I knew at the time that Mrs. Monti would never find out about it because Mr. Monti had sworn a fearsome oath. I didn’t know at the time that (even though our secret would go with us to the grave, and even though I posed no threat to their marriage, and even though I wasn’t the first—or even the fifteenth—woman he had slept with) I would nonetheless feel I had injured Mrs.
Monti, I didn’t know I would feel so small, so mean, so wrong, so unbelievably guilty.

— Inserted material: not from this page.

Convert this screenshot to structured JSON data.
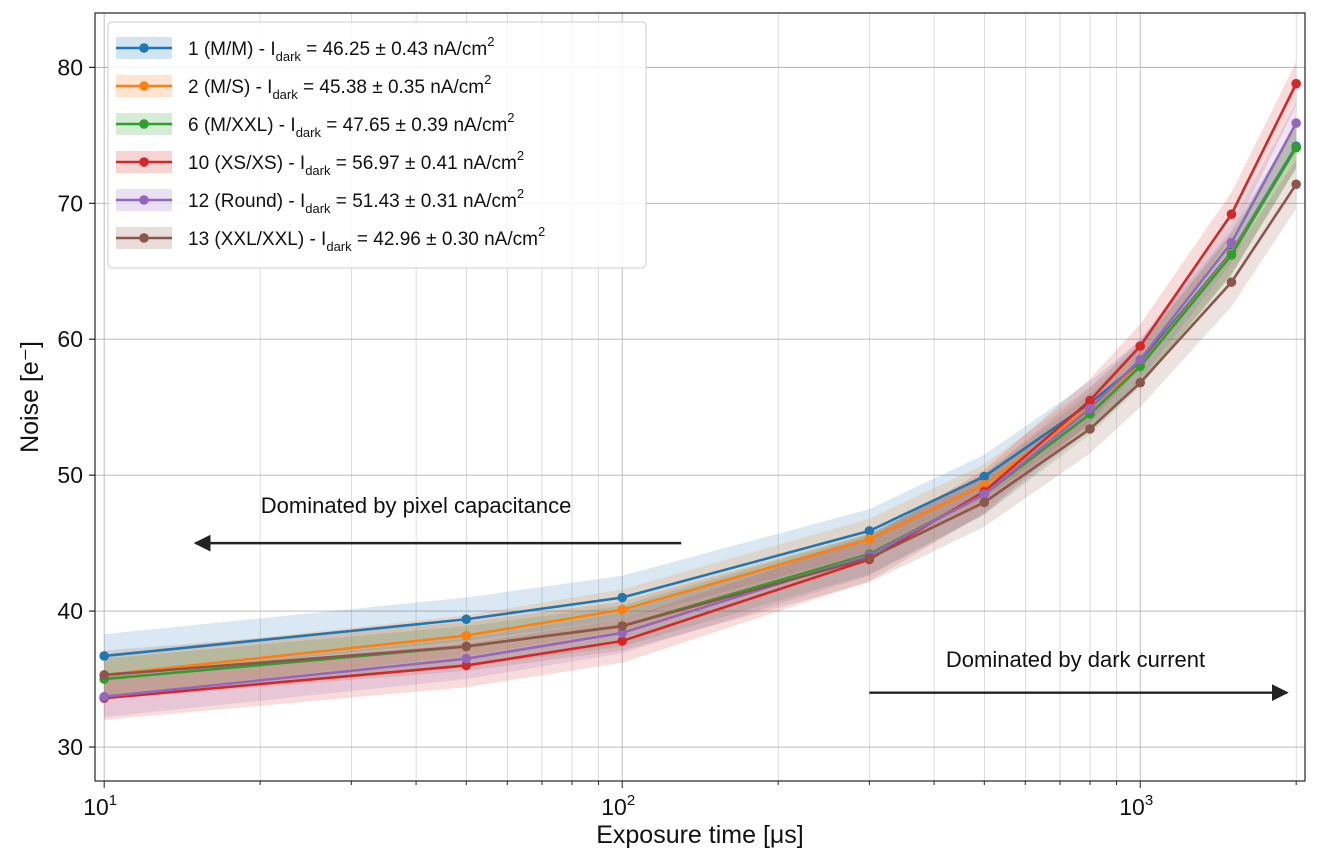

I told you I’m good at guilt but, as I often explain to my readers, guilt must then be followed by forgiveness. We need to forgive other sinners—and ourselves. And so I’m in the process of forgiving myself for injuring Mrs. Monti, a process I am hoping to complete by the time I’ve managed to murder her husband.
• • •
It was while I stood in his office back on August 24, hearing him bellowing to the police that my younger son was a kidnapper and a thief, that I let myself think it: I want to kill Mr. Monti. Look what he’s doing destroying my Wally’s life. But not so fast! It seems the police could not call Josephine “kidnapped” unless she was being held against her will. (“Find my child,” Mr. Monti roared, “and when I’m finished talking to her, I guarantee she’ll say it’s against her will.”) As for the theft of the money, “Yeah, okay, I got it back,” he conceded grudgingly. “But that doesn’t cancel out that I was robbed.” He explained his deal with Marvin—“I retained the right to accuse this punk of the theft”—but that didn’t seem to galvanize the officer, who clearly was not responding with a blazing-guns, call-out-the SWAT-team sense of urgency to Mr. Monti’s increasingly wild accusations. A few more rounds and Raging Bull was raging, “Family problems? I’m not talking family problems—I’m talking
crime.”
And then he slammed down the phone with a red-faced, furious “Enough! I don’t speak to sergeants. You’ve got my number—have the police chief call me.”
He slumped back into his black leather chair, tap-tap-tapping the telephone with his pinky ring.
“I think I’ll go now,” I said with a smile as I took out my peach-glow blusher and brightened my cheeks. I looked fine. Mr. Monti was looking bruised. But not for long. “Don’t think, Mrs. Kovner”—his venomous voice stopped me dead at the office door—“don’t think that you are going to beat me out. If I don’t get Wally on this, I’ll get him on something, dealing drugs or even spying—I’ve got a couple of friends in the CIA.” He laughed. “Yeah, I’ve got friends and they could fix him pretty good. Fix him for a while. Fix him forever.”